Polygon loses $2 million to a vulnerability

Polygon lost a bit over $2 million after a hacker exploited a bug involving a lack of balance/allowance check in their MRC20 contract. Polygon had been in the process of releasing a patch for the vulnerability, which had been reported by a white-hat hacker, and released an emergency upgrade the following day. The silent, zero-warning hard fork raised some eyebrows, and Polygon didn't release details until several weeks later. Polygon ultimately paid about $3.5 million in bug bounties to two white-hat hackers who submitted reports, which was far less than the total value of Polygon's $MATIC tokens, all 9.2 billion of which (worth around $24 billion) could have been stolen by an attacker using this vulnerability.

Tether mints $3 billion in two weeks

Tether minted more than $3 billion in a two week span. This brings the total amount of USDT (which is pegged to the U.S. dollar) to 76 billion, and much of it was minted this year. If Tether actually had reserves to back this up, as they claim, they would be one of the largest banks. However, as the Financial Times reported, in March 2021 "the stablecoin that used to say it was 100 per cent backed by cash reserves is in fact... 2.9 per cent backed by cash reserves".

Hackers steal about $200 million from BitMart

BitMart, "the most trusted cryptocurrency trading platform", experienced a major breach in which attackers stole approximately $200 million of various cryptocurrencies. The CEO attributed the exploit to a stolen private key, and promised to compensate users who were impacted.

Wikipedia founder Jimmy Wales angers some in the Wikimedia community by announcing he will be auctioning off an NFT representing the first ever edit

A strawberry-colored iMac from 2000The strawberry iMac being auctioned along with the Wikipedia edit NFT (attribution)
Wales announced he would be auctioning an NFT of a website representing the first edit to Wikipedia. This was not taken well by some in the Wikimedia communities — some felt he was misusing Wikipedia to advertise a commercial opportunity for himself that benefits the Wikimedia movement in no way, others felt that NFTs and the artificial scarcity intrinsic to the idea are antithetical to the Wikimedia ideology. Wales is also auctioning off a strawberry-colored iMac (pictured) he used to work on the site, and most people seem to agree that is pretty cool. The NFT ultimately sold for $750,000; the iMac went for $187,500.

SEC charges individual with two fraudulent crypto schemes

The SEC charged Latvian citizen Ivars Auzins with investment schemes he created using fake names and businesses. He allegedly created a fraudulent ICO for a coin that would back "Denaro", what he said was a debit card-like cryptocurrency wallet, but which never actually existed nor had a partnership with a credit card issuer as he claimed. In his second scheme, Auzins allegedly offered unregistered securities of Innovamine, which promised to mine cryptocurrencies on behalf of investors and give them a payout. According to the SEC, Auzins misappropriated nearly all assets he raised through his frauds — at least $7 million.

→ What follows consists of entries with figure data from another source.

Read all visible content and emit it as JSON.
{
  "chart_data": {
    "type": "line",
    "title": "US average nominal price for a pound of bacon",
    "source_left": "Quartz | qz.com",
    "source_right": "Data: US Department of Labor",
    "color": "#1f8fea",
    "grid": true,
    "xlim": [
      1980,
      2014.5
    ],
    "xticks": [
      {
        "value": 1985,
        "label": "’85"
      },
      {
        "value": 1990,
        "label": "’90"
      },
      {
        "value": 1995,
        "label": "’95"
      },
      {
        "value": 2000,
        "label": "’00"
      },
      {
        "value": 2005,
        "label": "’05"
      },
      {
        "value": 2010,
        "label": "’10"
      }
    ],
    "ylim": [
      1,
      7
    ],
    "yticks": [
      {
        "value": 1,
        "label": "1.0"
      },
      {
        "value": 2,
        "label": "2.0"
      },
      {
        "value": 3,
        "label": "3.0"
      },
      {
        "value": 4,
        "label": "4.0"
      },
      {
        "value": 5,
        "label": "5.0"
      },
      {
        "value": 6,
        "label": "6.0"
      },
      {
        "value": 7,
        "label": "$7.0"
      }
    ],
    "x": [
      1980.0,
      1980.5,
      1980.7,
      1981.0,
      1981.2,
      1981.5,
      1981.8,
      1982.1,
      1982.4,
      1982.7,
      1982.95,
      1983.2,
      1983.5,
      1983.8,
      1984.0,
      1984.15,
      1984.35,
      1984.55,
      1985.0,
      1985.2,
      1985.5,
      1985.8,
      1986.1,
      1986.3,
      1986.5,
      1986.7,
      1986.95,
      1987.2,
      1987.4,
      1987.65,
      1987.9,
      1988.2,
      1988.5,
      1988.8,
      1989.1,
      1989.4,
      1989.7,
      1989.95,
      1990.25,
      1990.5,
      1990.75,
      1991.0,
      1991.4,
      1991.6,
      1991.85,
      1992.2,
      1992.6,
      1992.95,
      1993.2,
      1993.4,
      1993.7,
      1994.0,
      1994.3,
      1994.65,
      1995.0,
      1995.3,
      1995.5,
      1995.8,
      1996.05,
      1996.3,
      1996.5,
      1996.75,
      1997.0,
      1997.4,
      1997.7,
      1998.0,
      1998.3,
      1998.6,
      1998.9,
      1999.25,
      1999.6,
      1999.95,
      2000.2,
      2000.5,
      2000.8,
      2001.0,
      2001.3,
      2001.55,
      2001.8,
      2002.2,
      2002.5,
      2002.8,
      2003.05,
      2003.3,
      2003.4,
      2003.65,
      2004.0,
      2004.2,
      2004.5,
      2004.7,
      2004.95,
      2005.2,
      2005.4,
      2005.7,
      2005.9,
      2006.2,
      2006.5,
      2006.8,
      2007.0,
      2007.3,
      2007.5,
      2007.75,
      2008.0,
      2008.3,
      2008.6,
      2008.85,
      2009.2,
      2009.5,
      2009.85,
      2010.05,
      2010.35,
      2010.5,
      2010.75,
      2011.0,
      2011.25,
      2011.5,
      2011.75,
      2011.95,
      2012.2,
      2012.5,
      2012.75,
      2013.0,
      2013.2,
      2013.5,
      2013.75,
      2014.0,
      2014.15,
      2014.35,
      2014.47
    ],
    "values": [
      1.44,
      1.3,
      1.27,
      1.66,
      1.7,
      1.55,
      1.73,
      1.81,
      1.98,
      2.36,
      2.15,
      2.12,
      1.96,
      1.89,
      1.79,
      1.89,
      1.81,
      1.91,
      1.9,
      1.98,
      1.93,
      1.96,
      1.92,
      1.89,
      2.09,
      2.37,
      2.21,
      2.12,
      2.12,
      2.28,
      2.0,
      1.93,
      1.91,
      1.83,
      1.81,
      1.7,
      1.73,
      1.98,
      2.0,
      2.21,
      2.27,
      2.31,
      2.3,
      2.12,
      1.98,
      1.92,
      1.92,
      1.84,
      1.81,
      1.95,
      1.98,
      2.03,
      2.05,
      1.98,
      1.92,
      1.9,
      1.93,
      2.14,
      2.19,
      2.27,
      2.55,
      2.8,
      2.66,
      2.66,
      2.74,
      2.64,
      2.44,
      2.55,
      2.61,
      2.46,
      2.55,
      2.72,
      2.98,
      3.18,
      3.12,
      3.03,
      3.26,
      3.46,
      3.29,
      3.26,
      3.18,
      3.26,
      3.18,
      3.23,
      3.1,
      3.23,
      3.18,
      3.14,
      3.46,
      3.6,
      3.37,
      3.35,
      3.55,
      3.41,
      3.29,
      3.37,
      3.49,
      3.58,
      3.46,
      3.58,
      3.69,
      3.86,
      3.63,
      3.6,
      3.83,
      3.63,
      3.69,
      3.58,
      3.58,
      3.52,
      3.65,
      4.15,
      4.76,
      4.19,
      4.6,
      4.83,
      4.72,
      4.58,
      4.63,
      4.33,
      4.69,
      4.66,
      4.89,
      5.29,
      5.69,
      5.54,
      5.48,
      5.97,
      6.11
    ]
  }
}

CODEX, a decentralized publishing platform, aims to artificially constrain access to books

A platform called "CODEX" announced that they intend to "upgrade the digital book market industry to Web3". This, apparently, involves artificially limiting the number of copies of books that can be distributed, using technology that is definitely not just a worse version of DRM.

$120 million is stolen from BadgerDAO

A hacker was able to use a compromised Cloudflare API key to inject malicious code into the BadgerDAO platform via Cloudflare Workers. They then siphoned currency of various kinds, equivalent to approximately $120 million, out of user accounts over approximately two weeks before being discovered.

NFT collecter friesframe has a Bored Ape and several other valuable NFTs stolen

A cream-colored ape with a green army-style hat, an eye patch, a bandolier, and a party horn.Bored Ape #5977 (attribution)
Although friesframe had transferred some of his valuable NFTs to cold storage (a crypto wallet not connected to the Internet), he had been waiting for gas fees to come down before transferring more. In that period, his hot wallet was hacked, and a Bored Ape NFT and several others were stolen.

$31 million stolen from MonoX in smart contract bug

A hacker stole $31 million from the liquidity pool provider MonoX by exploiting a bug in their smart contract software that allowed them to exchange a token for itself and artificially inflate the price. MonoX took the classic approach of those burned by crypto issues, and tried to get the cash back by... asking nicely.

A project called "Unvaxxed Sperm" combines COVID-19 misinformation and memecoins

Developers launched a memecoin called "Unvaxxed Sperm", hoping to make a buck while also recruiting for their anti-vaccine group. The name is based on the belief that in the future, sperm (and eggs) from unvaccinated individuals will have enormous monetary value, which is based on the false belief that COVID-19 vaccines render people infertile. The group also promised to make a "pureblood" version of Tinder for the unvaccinated, and create a DAO to allow investors to crowdsource decisions on which anti-vaccine groups and individuals are worthy of their donations.